Contratos de pavimentação tiveram apontamentos do TCE-MT e foram incluídos em auditoria da CGU; apurações ainda não têm conclusão definitiva
Mais de 90% dos R$ 28,7 milhões destinados pelo senador Carlos Fávaro (PSD) a Jangada por meio de emendas Pix foram aplicados em três contratos de pavimentação atualmente analisados por órgãos de controle. Juntas, as obras somam R$ 26,51 milhões em valores liquidados e pagos.
Os contratos entraram no radar do Tribunal de Contas do Estado (TCE-MT) durante uma fiscalização nacional sobre transferências especiais. Foram apontadas suspeitas de pagamentos acima dos preços de referência, divergências entre os serviços medidos e executados e problemas na qualidade da pavimentação.

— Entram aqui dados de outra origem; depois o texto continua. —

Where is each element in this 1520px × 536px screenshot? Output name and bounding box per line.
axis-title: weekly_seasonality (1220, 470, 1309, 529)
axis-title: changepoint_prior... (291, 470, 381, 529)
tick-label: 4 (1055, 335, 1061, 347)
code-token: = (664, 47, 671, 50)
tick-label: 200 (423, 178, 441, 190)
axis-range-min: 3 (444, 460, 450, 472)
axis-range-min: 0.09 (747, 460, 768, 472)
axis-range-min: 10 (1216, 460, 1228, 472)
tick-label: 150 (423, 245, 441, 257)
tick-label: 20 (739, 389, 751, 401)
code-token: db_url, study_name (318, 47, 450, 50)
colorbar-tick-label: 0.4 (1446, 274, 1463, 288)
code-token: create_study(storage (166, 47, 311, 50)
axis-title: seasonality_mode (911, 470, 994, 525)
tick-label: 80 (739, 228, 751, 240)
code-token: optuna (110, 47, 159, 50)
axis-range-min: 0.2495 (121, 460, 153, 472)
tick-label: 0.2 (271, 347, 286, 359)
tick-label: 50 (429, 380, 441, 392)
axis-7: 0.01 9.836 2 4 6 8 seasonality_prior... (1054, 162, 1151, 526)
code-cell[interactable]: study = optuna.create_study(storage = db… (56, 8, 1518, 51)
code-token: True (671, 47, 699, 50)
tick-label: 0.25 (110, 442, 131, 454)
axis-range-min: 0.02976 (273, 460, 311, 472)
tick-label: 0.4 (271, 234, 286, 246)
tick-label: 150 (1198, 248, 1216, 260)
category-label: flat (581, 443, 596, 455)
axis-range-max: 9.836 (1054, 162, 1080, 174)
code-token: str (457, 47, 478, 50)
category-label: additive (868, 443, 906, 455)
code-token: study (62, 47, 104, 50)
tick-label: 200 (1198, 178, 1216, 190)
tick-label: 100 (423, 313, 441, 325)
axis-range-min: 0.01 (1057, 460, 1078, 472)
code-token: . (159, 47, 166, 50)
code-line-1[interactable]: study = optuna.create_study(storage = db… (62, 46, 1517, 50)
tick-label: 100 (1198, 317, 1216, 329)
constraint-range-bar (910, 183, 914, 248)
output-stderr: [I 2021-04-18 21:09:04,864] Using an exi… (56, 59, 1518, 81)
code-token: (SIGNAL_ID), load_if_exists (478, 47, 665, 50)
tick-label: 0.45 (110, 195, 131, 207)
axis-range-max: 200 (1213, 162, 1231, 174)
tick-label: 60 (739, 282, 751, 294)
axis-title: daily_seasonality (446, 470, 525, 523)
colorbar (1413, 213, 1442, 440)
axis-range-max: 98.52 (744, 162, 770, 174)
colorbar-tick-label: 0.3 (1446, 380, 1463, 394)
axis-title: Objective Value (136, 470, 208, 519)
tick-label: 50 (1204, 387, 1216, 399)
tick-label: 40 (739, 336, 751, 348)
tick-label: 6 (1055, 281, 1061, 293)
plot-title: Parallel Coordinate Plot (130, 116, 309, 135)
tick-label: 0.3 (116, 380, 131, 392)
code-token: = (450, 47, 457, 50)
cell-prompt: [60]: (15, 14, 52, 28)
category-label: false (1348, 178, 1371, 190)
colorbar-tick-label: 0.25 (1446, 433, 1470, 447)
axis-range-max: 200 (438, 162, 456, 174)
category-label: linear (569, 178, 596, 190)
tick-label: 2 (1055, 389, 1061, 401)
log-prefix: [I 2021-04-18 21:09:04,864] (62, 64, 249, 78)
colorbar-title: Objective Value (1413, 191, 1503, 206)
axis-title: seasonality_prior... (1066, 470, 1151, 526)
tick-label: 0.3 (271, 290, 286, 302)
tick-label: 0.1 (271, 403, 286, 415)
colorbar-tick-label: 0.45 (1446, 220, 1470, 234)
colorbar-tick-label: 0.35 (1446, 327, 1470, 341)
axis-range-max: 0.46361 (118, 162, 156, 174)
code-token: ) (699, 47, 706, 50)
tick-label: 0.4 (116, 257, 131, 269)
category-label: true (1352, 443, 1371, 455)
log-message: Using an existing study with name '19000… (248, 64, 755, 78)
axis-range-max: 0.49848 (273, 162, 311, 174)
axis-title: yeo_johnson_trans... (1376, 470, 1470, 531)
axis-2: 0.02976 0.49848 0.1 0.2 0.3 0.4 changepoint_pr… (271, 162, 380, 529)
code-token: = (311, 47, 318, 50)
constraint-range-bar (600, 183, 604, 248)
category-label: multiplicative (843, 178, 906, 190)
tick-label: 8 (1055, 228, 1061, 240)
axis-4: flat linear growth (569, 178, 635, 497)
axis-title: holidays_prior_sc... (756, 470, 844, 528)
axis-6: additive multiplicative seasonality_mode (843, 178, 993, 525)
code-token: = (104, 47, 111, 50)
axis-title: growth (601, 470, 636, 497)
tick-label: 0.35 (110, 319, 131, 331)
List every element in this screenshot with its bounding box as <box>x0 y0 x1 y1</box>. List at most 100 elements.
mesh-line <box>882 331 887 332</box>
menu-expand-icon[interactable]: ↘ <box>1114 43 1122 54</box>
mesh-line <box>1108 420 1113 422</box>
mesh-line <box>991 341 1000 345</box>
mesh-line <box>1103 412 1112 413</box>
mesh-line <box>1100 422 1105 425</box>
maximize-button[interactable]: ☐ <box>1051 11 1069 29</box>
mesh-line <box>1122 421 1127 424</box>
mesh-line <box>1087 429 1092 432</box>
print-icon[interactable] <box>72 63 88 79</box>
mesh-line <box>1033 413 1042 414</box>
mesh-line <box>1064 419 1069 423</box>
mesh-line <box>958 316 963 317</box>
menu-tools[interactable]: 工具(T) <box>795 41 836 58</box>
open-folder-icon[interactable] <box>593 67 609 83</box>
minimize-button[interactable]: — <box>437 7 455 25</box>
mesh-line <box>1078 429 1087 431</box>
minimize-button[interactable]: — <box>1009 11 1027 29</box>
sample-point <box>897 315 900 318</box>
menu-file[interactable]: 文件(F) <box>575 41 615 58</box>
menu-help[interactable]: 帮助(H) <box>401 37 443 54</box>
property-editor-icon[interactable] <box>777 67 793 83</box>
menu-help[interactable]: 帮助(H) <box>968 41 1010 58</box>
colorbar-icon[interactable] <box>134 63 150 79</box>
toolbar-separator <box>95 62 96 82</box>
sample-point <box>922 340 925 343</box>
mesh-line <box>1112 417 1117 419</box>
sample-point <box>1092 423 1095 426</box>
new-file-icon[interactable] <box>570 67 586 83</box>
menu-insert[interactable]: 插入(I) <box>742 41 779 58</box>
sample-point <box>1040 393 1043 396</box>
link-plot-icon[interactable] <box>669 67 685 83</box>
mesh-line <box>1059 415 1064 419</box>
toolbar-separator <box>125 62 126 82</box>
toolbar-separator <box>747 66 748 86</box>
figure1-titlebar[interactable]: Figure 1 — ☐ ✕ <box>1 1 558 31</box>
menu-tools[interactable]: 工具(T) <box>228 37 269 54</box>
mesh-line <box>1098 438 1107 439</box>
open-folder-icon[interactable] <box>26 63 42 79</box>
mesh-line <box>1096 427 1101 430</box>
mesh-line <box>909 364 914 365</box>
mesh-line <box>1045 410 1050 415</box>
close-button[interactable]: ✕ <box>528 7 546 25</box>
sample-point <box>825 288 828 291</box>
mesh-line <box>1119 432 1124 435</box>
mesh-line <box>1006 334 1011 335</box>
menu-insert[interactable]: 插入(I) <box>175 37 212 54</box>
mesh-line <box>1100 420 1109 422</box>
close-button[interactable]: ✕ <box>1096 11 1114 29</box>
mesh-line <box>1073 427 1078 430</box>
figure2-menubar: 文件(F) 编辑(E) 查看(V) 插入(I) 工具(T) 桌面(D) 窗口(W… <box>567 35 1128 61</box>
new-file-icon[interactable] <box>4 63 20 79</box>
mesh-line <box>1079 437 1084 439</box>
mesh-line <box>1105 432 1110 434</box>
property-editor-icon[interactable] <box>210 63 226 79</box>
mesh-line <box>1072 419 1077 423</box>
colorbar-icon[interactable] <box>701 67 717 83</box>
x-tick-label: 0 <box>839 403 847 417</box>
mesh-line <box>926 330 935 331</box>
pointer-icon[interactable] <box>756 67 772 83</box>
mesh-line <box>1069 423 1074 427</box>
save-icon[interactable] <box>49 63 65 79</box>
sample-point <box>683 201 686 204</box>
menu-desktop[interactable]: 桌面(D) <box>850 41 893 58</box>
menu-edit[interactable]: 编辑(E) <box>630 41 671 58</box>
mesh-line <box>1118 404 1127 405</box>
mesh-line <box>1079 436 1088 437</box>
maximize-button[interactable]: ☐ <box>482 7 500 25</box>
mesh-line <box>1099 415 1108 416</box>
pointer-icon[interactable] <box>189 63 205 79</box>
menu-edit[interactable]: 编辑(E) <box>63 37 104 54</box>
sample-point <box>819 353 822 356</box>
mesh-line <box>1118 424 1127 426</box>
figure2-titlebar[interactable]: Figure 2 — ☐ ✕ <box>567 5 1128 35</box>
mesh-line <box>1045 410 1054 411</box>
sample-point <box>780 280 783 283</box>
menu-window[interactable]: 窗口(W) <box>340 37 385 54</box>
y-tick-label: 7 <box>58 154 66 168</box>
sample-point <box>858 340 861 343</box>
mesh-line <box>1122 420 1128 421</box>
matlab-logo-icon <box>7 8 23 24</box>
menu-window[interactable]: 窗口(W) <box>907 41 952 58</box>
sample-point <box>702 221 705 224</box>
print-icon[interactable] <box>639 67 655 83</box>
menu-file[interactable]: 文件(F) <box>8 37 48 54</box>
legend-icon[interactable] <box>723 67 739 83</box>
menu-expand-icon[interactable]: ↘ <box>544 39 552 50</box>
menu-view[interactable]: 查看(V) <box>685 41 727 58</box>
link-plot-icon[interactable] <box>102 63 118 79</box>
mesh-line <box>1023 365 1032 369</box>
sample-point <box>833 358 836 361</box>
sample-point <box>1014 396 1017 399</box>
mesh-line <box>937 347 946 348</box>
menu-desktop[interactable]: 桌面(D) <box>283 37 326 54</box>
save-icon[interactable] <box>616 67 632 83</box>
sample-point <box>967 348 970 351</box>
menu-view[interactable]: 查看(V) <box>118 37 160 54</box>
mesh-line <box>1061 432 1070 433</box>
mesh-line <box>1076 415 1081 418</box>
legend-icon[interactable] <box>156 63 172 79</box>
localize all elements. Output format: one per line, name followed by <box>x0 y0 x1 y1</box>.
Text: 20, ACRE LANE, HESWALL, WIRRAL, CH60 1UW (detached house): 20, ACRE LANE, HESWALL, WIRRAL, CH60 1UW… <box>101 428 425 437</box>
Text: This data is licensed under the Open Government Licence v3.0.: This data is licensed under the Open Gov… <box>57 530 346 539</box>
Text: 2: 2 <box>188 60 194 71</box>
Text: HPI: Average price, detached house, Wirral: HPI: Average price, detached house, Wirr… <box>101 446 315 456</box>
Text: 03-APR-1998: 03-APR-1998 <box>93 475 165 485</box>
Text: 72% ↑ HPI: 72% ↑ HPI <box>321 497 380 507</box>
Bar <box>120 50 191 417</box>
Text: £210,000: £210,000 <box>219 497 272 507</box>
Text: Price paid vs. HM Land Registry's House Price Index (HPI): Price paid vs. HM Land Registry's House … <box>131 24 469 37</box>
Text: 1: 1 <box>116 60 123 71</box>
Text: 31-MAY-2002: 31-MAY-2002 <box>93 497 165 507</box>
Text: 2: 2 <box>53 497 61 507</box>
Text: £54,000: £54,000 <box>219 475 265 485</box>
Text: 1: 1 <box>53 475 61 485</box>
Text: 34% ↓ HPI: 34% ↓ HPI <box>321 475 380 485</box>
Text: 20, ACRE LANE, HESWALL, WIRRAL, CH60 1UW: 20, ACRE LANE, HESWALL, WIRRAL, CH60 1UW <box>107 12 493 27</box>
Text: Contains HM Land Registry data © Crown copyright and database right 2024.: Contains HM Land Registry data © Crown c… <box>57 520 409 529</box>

A fiscalização resultou na abertura de uma Tomada de Contas Especial. O procedimento busca verificar se houve prejuízo aos cofres públicos, calcular o possível dano e identificar eventuais responsáveis. Até o momento, não há conclusão definitiva.
Os três contratos, firmados com duas empresas, tiveram aumento conjunto de aproximadamente R$ 4,64 milhões. Os valores iniciais somavam R$ 21,87 milhões e chegaram a R$ 26,51 milhões, crescimento de cerca de 21,2%.
Dois contratos foram executados pela Aliança Construtora. Um passou de aproximadamente R$ 3,21 milhões para R$ 3,83 milhões, enquanto o outro saiu de R$ 9,18 milhões e alcançou R$ 11,41 milhões. O contrato da empresa Miloca aumentou de R$ 9,47 milhões para R$ 11,26 milhões.
Os acréscimos, isoladamente, não caracterizam irregularidade. Os questionamentos se concentram nas condições de execução, medição, fiscalização e pagamento dos serviços.
Em uma das vias, o projeto previa pavimentação com oito metros de largura, mas os técnicos encontraram um trecho com 5,4 metros. Também foram registradas diferenças na espessura da base e da sub-base: juntas, as camadas deveriam atingir 40 centímetros, mas medições apontaram entre 13 e 16 centímetros em determinado ponto.
As emendas destinadas ao município também foram examinadas pela Controladoria-Geral da União (CGU). Relatório divulgado em julho apontou falhas no planejamento, na movimentação financeira, na transparência e na prestação de contas.
Não há, até agora, decisão que atribua responsabilidade a Fávaro ou determine ressarcimento. A Tomada de Contas Especial permanece em andamento. O caso ocorre durante a campanha em que o senador busca a reeleição.